I’ve come to understand the value of unloading stuff by talking it out. I’ve had professional folk to do that with a couple times, but end up feeling as if I’m wasting my money after awhile. I mean, there’s only so much they can do unless you have like, major traumas that you’ve buried or something. As a kid, I used to write. I had NO close friends and no family that I could share with, so I wrote all that was on my heart. I didn’t really know how to pray and unload all that stuff and somehow, it helped to transfer it from my head to paper. At one time, I had several notebooks full of my thoughts. Like a diary, but not very chronological. Once my mother found them, and read them, when I was in high school, I stopped doing that completely and promptly burned all the notebooks I had. For too many years after that, I had no real outlet for my feelings. It’s just not good for a person to keep all those things bottled up inside, just as it’s not good to continuously talk about them if there is no positive feedback or forward-moving results.
And so, that’s where I am with my boy. He’s worried about a health issue now and beginning to see that he hasn’t been really leading the best life he could or the kind of life he knows that he should. But he insists on keeping everything close to the vest and won’t let anyone in completely. It’s just frustrating to know someone needs to confide but just can’t bring themselves to do it. *sigh*
If we hold onto the past, we are essentially building tall walls around ourselves. We limit where we can go and what we can do within the confines of our past selves, our past way of life.
I know a lot of people, most are good friends, who were addicts in the past. They do such a great work in sharing their testimony with others so they can see there is hope for change. That they can break the chains of the addiction and become the person they want to be. So these people do talk about their pasts. Often, actually! But they merely relate them so others can see how far they’ve come.
I guess that’s the difference between ‘living in the past’ and ‘growing out of it’. In most cases, you would be hard-pressed to pick these people out as former addicts. They neither look nor act anything at all like they did in their pasts. It’s as if they are talking about another person entirely instead of themselves. You look at them, healthy and happy and working for the good of others and think, “How could you be the same person you are describing to me?!” But they are. And that’s the power of recovery, especially recovery that comes through Jesus. A recovery that comes through finding a true relationship with Christ heals more than your addictions. It heals your mind and your spirit as well. It’s a more complete healing instead of just taking away your drug or alcohol abuse.
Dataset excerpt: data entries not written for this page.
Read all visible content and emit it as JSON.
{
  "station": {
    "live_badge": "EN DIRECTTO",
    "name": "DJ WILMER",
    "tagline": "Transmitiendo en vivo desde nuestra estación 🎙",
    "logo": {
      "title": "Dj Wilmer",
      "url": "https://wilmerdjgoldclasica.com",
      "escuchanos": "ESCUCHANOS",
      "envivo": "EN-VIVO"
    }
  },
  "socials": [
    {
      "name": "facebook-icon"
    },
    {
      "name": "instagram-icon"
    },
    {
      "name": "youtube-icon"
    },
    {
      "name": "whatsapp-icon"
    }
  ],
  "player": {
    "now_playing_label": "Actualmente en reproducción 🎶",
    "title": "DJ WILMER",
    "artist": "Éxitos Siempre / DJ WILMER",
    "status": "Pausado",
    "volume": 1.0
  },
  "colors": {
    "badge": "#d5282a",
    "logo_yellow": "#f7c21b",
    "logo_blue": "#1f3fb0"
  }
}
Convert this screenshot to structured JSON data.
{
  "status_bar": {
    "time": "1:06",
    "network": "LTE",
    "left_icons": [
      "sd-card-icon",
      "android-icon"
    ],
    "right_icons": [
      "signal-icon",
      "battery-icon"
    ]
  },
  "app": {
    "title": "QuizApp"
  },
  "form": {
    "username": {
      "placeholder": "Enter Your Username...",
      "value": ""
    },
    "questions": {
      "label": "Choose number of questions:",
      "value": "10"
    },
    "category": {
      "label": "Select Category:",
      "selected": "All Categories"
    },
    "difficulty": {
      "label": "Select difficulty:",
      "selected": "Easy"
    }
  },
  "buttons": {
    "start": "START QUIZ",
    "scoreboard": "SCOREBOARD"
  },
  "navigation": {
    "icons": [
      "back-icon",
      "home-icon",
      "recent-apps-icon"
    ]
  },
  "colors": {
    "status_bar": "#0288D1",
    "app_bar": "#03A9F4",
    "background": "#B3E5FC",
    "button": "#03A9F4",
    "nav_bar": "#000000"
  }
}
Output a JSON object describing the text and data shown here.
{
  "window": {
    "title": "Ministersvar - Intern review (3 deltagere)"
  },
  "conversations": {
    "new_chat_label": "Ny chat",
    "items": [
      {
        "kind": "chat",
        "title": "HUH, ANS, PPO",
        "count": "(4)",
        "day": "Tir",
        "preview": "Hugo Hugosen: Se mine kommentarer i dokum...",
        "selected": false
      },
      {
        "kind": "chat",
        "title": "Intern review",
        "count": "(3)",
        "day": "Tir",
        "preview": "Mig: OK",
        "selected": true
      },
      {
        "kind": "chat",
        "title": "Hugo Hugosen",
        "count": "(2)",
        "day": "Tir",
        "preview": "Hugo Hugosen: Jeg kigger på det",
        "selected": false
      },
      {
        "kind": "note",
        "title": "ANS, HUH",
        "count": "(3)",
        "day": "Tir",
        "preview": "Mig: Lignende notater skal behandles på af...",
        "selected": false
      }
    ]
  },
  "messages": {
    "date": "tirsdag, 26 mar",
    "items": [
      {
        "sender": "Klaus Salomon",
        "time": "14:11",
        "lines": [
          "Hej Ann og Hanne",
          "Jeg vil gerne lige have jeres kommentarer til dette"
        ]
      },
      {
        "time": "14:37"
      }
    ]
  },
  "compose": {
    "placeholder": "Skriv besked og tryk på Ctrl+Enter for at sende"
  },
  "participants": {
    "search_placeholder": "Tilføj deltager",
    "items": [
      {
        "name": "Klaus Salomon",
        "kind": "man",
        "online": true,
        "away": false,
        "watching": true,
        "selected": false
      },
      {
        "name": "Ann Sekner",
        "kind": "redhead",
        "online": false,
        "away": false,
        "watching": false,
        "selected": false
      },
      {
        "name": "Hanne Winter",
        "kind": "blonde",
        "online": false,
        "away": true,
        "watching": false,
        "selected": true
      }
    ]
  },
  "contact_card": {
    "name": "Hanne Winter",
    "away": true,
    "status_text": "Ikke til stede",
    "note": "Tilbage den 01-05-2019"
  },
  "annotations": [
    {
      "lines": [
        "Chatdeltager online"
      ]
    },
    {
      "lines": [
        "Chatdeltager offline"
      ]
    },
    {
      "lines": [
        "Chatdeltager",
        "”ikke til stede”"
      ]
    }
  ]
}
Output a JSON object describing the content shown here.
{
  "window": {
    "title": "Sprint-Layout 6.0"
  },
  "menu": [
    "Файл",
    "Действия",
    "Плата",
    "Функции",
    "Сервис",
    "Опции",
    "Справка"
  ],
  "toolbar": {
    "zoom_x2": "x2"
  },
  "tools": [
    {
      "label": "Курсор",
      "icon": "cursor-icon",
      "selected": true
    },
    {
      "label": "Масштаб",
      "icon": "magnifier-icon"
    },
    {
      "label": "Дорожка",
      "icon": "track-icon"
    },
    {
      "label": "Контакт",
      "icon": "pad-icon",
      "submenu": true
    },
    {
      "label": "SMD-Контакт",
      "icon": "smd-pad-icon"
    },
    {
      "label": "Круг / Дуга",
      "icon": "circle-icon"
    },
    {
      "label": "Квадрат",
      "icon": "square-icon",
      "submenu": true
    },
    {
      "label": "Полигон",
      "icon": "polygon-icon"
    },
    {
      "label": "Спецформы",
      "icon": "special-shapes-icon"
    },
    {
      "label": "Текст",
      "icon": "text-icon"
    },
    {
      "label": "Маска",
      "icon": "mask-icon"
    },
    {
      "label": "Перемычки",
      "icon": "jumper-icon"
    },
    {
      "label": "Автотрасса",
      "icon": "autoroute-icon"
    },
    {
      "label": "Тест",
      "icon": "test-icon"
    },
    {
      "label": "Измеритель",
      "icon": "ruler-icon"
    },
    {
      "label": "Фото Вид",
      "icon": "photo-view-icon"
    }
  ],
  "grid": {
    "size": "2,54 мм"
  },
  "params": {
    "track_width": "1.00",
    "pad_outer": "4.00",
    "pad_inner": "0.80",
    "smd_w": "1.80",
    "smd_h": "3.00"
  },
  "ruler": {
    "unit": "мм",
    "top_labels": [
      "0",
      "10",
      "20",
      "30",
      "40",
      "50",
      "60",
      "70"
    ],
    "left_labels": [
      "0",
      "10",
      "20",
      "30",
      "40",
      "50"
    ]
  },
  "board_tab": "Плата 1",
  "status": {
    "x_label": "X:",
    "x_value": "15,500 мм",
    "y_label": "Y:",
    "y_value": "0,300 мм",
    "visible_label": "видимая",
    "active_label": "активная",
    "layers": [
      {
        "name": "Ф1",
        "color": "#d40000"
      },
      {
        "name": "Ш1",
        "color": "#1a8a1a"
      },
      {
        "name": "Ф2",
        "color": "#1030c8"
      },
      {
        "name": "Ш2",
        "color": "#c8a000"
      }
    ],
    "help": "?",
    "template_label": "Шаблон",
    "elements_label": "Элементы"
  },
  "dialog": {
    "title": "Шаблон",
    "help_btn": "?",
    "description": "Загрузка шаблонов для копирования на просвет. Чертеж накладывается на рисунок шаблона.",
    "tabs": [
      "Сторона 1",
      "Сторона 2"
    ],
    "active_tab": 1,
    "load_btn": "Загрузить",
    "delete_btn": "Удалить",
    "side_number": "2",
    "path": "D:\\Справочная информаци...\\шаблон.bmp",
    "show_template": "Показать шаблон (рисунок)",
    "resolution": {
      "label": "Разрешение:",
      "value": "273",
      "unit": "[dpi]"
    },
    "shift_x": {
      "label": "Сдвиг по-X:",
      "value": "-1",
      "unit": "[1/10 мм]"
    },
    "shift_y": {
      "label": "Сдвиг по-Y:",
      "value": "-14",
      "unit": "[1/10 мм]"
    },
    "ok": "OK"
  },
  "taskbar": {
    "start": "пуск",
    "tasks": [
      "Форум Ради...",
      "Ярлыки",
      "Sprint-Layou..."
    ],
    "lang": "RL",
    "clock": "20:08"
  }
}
All this rambling and pondering to say this to anyone who might be struggling to leave the past behind them…it is a biblical principle! I’ll leave you with a few more examples:
Therefore, if anyone is in Christ, he is a new creation. The old has passed away; behold, the new has come.
~2 Corinthians 5:17
He has delivered us from the domain of darkness and transferred us to the kingdom of his beloved Son, in whom we have redemption, the forgiveness of sins.
…But one thing I do: forgetting what lies behind and straining forward to what lies ahead, I press on toward the goal for the prize of the upward call of God in Christ Jesus.
How do you let go of the past? How do you help others to let go? What is your best advice for someone who struggles to let go or who is helping someone who can’t let go?